Per Greenpeace adesso è però il momento di passare dalle parole ai fatti: è necessaria una rapida ratifica che permetta al trattato di entrare presto in vigore e quindi cominciare a creare quei santuari utili a proteggere gli oceani di cui abbiamo bisogno. Abbiamo poco tempo per raggiungere l’obiettivo 30×30 e non possiamo temporeggiare.

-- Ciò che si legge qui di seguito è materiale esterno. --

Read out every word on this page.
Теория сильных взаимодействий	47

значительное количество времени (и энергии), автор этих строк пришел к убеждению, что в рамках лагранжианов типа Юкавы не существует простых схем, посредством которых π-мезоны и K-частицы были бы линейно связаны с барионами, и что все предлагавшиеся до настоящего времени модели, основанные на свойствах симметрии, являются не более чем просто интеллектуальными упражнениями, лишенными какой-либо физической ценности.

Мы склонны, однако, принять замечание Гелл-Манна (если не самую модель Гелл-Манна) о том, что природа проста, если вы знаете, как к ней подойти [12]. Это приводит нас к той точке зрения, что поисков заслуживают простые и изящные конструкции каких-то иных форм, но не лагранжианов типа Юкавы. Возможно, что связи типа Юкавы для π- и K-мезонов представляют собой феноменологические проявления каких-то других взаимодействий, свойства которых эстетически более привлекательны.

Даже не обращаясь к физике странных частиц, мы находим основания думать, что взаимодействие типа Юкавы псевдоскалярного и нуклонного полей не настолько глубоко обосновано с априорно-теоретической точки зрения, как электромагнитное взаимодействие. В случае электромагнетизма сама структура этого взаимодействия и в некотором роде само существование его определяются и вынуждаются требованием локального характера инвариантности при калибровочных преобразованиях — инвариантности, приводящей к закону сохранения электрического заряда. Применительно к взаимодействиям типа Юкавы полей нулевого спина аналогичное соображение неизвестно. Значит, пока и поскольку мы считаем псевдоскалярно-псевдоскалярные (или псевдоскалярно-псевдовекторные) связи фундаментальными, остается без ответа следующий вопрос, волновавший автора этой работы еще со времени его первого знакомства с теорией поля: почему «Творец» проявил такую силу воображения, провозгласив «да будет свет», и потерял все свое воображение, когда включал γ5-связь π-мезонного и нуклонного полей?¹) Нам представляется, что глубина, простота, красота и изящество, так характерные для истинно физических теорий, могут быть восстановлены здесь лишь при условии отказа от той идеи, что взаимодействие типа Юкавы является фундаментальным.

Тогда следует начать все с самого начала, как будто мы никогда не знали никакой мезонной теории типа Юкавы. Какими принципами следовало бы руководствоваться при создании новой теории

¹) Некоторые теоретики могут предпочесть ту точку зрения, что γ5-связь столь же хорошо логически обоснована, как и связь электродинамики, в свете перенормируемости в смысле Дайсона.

Gli Stati della High Ambition Coalition, che comprende l’Unione Europea, gli Stati Uniti e la Cina, sono stati fondamentali per chiudere l’accordo, mostrando una volontà di cooperazione e ricerca del compromesso negli ultimi giorni del negoziato, cercando alleati anziché seminare divisioni. I Paesi del gruppo degli Stati insulari (Small Island States) hanno mostrato leadership nel corso di tutto il processo e il gruppo dei Paesi del G77, che comprende la gran parte degli altri Stati, ha guidato il processo per far sì che il trattato possa essere messo in pratica in modo equo e giusto.
Adesso i Paesi, Italia inclusa, devono raggiungere in tempo l’obiettivo 30×30: serve una rapida ratifica del Trattato e poi la creazione di una rete efficace di santuari per proteggere tutto il mare, dentro e fuori i limiti delle acque territoriali. Inoltre, è importante sfruttare questo successo per fermare vecchie e nuove minacce – come lo sfruttamento minerario degli abissi marini, il cosiddetto Deep Sea Mining – e mettere al centro la tutela del mare.